Uma primeira aproximação pode levar a pensar que os jornais on-line se dividem em dois grandes grupos: os gratuitos e os pagos. No entanto, quase todos os jornais em formato digital oferecem, em diferente proporção, tanto conteúdos e serviços pagos (as versões em formato PDF das edições impressas, por exemplo) como gratuitos. Neste sentido, todos os jornais on-line tendem a conformar uma carteira diversificada de fontes de ingressos econômicos, onde a publicidade se revela como a principal. Além disso, há aqueles conteúdos e serviços que requerem uma assinatura prévia, onde os usuários dão informações que ajudam na construção de perfis de consumidores e de consumo. Uma informação de grande importância na hora de estabelecer tarifas publicitárias e acordos comerciais. Atualmente, o crescimento lento mas sustentado dos ingressos publicitários na internet está permitindo que um modelo de negócio centrado na pauta publicitária – como no rádio e na TV generalista, ou na imprensa gratuita – seja possível a médio prazo. Hoje, a realidade é que a grande maioria dos principais jornais on-line em castelhano é deficitária, sendo subsidiados por outras unidades empresariais às quais pertencem as editoras. Anos atrás, alguns analistas anunciaram o fim da gratuidade dos grandes cabeçalhos na rede. Contudo, como assinala o consultor norte-americano Vin Crosbie, o modelo pago parece estar reservado só a alguns poucos eleitos: aqueles que provêm uma informação que pode ajudar a fazer ganhar ou economizar dinheiro, aqueles que dão uma informação que nenhum outro meio proporciona ou aqueles que são número um em sua especialidade.
Como os jornais resolveram a difusa fronteira entre a publicidade e as notícias que colocam em formato on-line?
Este é um tema não resolvido. A necessidade de ganhar, ou ao menos, de não perder dinheiro levou as casas editoras a diversificar sua oferta de conteúdos e serviços. Nessa diversificação as editoras encontraram novos sócios, como empresas de telecomunicações ou programadores informáticos, por exemplo, diluindo em muitos casos a linha divisória – clássica na imprensa escrita – entre a área comercial e a área de notícias. Dentro da publicidade on-line empregada pelas principais cabeçalhos on-line em castelhano se encontram formatos elaborados com o apoio editorial do jornal. Assim mesmo, fruto de acordos comerciais entre as editoras e outras empresas comerciais se detecta a oferta de guias (de restaurantes, hotéis, viagens, centros comerciais, etc.), de assinatura de diferentes newsletters ou de coberturas em tempo real das bolsas. Como proteger a oferta de conteúdos e serviços informativos da influência dos interesses econômicos e políticos é uma questão central que deve figurar na agenda de prioridades de qualquer empresa informativa. Quando a independência informativa corre perigo, o prestígio e a credibilidade de um meio são arranhados.

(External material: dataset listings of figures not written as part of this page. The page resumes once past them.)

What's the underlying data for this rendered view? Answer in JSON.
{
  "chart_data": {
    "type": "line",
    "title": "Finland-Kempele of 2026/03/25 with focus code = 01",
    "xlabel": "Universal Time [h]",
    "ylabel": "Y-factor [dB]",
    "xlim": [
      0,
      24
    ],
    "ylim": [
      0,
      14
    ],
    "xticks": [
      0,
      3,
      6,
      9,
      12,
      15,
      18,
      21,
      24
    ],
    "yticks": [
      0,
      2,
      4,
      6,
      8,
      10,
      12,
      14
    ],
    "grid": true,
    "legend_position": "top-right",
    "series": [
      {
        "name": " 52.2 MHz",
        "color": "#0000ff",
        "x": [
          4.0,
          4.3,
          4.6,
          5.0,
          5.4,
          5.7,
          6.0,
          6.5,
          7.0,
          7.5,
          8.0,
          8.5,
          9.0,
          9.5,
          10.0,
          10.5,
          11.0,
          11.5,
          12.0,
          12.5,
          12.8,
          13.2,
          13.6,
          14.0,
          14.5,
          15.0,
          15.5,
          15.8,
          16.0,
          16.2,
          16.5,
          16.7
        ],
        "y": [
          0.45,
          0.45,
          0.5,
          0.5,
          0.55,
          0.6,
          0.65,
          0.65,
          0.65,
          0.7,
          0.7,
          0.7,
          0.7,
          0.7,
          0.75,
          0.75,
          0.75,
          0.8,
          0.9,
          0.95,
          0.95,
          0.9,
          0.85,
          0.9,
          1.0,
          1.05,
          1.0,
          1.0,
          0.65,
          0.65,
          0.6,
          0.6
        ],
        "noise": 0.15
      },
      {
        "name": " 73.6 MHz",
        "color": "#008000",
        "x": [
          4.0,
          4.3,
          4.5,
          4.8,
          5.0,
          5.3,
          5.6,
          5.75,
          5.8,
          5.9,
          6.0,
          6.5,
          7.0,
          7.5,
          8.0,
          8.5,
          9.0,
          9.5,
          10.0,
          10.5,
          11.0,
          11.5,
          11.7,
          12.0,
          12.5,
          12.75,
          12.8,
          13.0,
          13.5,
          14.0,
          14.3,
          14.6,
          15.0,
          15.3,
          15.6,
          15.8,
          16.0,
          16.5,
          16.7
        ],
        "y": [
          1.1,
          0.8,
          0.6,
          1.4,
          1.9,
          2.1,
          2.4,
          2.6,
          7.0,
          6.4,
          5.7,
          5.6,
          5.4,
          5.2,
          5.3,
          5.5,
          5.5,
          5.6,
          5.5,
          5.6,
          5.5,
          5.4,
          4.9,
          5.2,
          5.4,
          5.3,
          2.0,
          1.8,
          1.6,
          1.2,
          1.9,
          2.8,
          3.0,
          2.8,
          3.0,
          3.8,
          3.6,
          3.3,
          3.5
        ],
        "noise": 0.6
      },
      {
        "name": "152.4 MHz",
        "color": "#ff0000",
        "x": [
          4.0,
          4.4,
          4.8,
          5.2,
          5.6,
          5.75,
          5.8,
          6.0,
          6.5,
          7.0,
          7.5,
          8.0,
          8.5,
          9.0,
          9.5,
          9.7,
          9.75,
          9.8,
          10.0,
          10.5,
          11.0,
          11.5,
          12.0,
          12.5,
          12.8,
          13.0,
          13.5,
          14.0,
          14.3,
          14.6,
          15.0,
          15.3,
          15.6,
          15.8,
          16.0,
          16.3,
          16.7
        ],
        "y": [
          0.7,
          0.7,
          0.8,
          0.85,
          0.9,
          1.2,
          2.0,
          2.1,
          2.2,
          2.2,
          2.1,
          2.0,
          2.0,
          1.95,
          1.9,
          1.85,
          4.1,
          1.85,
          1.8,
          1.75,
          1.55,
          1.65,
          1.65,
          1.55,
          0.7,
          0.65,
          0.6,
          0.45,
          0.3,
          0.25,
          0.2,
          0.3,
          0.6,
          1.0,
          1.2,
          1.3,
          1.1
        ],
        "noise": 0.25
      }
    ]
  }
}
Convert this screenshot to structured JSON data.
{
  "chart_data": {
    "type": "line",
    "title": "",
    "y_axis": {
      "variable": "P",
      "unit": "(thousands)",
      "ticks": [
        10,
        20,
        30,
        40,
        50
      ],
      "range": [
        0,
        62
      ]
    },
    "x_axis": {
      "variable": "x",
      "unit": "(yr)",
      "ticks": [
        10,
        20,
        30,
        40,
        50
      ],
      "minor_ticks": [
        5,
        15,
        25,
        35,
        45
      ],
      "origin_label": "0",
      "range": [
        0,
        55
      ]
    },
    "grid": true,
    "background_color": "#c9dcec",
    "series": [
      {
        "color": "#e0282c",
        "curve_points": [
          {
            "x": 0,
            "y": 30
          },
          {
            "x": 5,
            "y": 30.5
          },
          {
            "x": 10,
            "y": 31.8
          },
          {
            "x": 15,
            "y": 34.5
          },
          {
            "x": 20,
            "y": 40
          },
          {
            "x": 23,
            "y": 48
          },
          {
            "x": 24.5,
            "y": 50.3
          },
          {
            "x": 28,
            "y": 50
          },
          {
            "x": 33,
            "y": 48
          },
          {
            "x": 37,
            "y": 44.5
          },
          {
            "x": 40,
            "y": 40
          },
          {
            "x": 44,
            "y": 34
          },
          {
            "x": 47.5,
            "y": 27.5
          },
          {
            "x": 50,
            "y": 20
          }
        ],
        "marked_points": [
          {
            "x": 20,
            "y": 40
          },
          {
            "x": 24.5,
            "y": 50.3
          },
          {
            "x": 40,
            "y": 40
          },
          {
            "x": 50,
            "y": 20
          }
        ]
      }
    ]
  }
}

A interatividade apregoada pelos jornais on-line é real?
A interatividade, uma palavra na moda que remete a uma realidade imprecisa, é neste momento mais uma promessa do que uma realidade. Se nos detivermos em analisar os mecanismos de participação dos leitores/usuários, um dos aspectos examinados no livro que poderia estar potenciado pelas possibilidades interativas da rede, vemos que estes estão amplamente controlados pelos próprios meios e parcialmente infrautilizados. Além disso, a maioria dos jornais on-line estabeleceu a figura do moderador, que se encarrega de intermediar entre os leitores/usuários e o próprio meio. Por outro lado, é clara a falta de conexão que existe entre os artigos jornalísticos assinados por jornalistas profissionais e os conteúdos elaborados pelos leitores. A própria dinâmica de interação meio-audiências na internet está em plena evolução. Pense-se que se num primeiro momento a participação dos públicos se dava fundamentalmente através da palavra escrita, novos formatos de participação estão surgindo: desde as fotografias captadas por telefones celulares após os atentados no metrô de Londres até os vídeos de aficionados que filmaram as conseqüências da tsunami que devastou o sul da Ásia.